Solemos decir que la inflación es un impuesto. No es correcto. Cuando un precio sube alguien lo paga, pero también, alguien lo recibe. La inflación entonces funciona como un impuesto para quien lo tiene que pagar, pero como un premio para quien lo recibe. No es difícil ver que quien lo paga son quienes no tienen activos, es decir, los pobres, y quienes se benefician son quienes venden los bienes y servicios, es decir, los abastecidos. Este fenómeno es más agudo cuando la inflación viene por el componente más importante del consumo de los pobres: los alimentos, y eso es justo lo que está pasando estos días.
Entre menos afortunado se es económicamente, mayor es la proporción del consumo dedicado a los alimentos. Los afluentes dedican ya una parte mínima de su consumo a los alimentos, y una mayor parte a bienes y servicios de lujo, por lo que cuando la inflación es producida por presiones en el rubro de alimentos, quienes más padecen son los pobres.
En las últimas décadas, por ejemplo, en los países desarrollados la inflación viene de sectores como el de la salud y la educación privadas, y en el de bienes raíces, en donde los precios se han incrementado irrefrenablemente. Para los pobres, la inflación las presiones de precios en esos sectores no son tan importantes por el triste hecho de que no tienen acceso a los mismos.
Un vistazo rápido a algunos indicadores nos muestra lo crítico que este comportamiento de la inflación puede convertirse si no se resuelven en el mediano plazo las condiciones que lo producen: cuellos de botella en múltiples insumos, saturación de rutas comerciales y de almacenamiento, falta de trabajadores agrícolas y de transporte, altos precios de los fertilizantes, etcétera.
En México, por ejemplo, la inflación general al mes de septiembre fue de 5.8 por ciento, muy por encima del objetivo de 3 por ciento buscado por el Banxico. Pero dicha cifra, medida por el índice de inflación de precios al consumidor (INPC), es un promedio de una centena de bienes y servicio, así que el índice mo revela lo que ocurre en el nivel del consumo de alimentos.

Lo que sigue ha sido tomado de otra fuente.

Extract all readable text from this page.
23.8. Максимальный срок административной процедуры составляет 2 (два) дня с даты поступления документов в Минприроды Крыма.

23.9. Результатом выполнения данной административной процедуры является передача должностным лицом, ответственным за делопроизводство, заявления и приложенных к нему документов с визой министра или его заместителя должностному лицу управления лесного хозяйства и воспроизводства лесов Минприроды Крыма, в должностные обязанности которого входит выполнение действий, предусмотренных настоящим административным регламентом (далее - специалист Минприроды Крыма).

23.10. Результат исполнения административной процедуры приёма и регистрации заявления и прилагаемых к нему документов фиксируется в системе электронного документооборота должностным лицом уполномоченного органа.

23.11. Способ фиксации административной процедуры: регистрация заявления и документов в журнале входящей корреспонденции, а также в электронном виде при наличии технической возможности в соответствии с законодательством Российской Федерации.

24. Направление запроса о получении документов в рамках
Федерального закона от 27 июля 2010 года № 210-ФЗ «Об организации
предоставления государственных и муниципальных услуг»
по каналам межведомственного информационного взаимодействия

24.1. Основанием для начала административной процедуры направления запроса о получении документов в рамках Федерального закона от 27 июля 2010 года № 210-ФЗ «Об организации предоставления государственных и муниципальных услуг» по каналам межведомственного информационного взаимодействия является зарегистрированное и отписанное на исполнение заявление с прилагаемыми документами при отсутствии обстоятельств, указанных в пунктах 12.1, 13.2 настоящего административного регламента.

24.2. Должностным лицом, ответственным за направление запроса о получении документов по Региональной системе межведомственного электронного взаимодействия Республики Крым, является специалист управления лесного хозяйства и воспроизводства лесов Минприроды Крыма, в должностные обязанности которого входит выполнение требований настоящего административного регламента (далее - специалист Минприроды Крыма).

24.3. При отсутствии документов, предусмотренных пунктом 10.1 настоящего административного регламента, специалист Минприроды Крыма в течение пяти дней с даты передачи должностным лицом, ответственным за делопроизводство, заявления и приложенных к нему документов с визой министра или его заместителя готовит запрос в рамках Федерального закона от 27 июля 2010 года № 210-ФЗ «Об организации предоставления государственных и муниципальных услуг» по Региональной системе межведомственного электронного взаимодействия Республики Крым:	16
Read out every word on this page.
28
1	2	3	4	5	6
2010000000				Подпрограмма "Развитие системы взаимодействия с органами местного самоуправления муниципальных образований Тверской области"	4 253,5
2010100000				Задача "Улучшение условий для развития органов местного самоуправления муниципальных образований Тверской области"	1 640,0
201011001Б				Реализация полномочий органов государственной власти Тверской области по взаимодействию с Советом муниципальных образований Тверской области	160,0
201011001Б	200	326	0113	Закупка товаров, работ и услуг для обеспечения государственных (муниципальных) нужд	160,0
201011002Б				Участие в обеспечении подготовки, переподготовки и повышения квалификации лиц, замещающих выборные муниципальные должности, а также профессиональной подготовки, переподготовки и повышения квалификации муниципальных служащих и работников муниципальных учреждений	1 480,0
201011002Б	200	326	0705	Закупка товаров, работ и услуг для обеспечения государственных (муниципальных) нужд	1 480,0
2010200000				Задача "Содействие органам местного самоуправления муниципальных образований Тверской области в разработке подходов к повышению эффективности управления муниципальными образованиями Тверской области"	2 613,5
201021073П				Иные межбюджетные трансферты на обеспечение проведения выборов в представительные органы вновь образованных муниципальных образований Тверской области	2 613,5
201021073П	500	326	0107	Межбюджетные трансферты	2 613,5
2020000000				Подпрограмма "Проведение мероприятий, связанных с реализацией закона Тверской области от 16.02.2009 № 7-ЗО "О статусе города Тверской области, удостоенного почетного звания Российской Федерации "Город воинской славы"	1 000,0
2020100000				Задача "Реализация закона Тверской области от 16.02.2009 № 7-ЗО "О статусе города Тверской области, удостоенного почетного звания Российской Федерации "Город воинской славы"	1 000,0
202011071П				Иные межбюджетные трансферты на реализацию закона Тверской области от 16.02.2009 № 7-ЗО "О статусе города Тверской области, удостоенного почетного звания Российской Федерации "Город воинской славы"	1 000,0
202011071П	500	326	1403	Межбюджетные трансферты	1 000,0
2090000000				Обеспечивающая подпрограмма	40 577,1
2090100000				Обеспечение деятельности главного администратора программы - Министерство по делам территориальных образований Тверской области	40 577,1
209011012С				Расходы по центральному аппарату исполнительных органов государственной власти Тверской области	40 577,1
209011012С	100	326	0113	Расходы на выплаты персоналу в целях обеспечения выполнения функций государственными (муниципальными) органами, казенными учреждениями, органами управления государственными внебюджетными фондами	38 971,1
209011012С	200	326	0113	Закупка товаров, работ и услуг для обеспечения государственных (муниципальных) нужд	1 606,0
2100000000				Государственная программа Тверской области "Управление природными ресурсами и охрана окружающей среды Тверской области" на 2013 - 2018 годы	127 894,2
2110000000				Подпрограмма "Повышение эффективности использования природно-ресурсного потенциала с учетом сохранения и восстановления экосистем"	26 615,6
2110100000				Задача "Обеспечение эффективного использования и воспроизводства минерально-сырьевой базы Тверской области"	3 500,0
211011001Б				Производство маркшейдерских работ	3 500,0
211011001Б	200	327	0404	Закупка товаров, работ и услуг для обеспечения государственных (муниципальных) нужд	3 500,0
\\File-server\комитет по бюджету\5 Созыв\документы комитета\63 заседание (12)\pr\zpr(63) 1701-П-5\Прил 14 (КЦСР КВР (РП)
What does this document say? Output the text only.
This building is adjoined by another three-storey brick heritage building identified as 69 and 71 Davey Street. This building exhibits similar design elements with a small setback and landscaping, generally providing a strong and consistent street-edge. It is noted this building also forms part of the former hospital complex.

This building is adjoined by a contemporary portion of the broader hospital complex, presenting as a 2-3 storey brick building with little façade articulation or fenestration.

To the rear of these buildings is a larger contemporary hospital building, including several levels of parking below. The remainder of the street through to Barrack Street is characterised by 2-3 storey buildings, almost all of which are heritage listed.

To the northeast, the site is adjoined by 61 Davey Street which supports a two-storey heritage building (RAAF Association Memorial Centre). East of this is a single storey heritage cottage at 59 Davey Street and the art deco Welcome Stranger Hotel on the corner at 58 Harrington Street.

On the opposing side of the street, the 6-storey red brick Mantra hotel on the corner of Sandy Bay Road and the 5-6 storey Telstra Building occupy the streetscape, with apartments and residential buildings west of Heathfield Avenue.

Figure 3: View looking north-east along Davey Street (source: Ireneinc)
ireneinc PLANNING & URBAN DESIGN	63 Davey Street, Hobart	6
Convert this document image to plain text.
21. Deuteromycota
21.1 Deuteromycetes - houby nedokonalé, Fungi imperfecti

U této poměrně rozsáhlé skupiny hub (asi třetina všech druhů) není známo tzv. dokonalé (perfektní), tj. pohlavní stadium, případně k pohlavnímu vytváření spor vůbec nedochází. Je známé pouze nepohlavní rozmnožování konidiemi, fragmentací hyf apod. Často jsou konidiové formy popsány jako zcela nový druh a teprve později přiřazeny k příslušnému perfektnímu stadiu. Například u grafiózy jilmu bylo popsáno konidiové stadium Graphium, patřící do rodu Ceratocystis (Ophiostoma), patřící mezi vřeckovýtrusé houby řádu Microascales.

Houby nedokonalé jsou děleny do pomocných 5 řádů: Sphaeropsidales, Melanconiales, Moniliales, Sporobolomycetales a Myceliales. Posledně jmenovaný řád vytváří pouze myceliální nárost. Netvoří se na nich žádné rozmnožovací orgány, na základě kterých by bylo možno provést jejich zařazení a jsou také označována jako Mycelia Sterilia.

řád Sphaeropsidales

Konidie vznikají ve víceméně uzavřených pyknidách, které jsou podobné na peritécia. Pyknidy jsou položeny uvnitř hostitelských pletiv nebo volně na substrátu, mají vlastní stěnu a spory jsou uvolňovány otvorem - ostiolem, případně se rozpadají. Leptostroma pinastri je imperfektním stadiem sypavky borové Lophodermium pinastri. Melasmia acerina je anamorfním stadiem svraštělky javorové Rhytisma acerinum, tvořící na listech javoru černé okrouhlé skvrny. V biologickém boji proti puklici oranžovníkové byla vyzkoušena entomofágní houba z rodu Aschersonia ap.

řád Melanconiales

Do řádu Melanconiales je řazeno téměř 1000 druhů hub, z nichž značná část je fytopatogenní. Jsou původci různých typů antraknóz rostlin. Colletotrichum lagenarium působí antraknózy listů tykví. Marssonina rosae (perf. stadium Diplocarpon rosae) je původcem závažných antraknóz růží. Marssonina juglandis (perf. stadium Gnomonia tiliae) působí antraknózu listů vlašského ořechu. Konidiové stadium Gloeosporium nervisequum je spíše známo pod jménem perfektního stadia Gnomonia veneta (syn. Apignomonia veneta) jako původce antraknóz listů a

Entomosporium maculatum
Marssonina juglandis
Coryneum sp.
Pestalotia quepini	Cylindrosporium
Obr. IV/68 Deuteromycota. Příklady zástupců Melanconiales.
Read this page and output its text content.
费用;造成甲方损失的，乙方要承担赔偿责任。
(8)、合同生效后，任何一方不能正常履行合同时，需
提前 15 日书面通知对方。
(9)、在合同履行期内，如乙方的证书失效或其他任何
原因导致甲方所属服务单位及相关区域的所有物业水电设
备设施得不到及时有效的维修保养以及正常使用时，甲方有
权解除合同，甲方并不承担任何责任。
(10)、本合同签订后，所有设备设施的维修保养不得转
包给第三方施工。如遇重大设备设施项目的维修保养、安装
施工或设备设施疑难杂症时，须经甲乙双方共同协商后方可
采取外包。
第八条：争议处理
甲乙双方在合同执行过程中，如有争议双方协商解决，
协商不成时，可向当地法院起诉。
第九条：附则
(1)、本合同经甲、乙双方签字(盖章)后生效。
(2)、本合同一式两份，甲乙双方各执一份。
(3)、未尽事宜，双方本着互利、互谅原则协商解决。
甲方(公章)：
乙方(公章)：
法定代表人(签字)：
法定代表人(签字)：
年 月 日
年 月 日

Pero las oficinas de datos suelen proveer una riqueza de datos que permiten analizar los detalles, como es el caso del INEGI y el Banxico, quienes publican varios niveles de desglose del comportamiento de los precios. En particular, la “Canasta de Consumo Mínimo”, la cual refleja de manera más precisa la inflación del sector de alimentos, registra una tasa anual de 6.8 por ciento, un punto completo por encima de la inflación general.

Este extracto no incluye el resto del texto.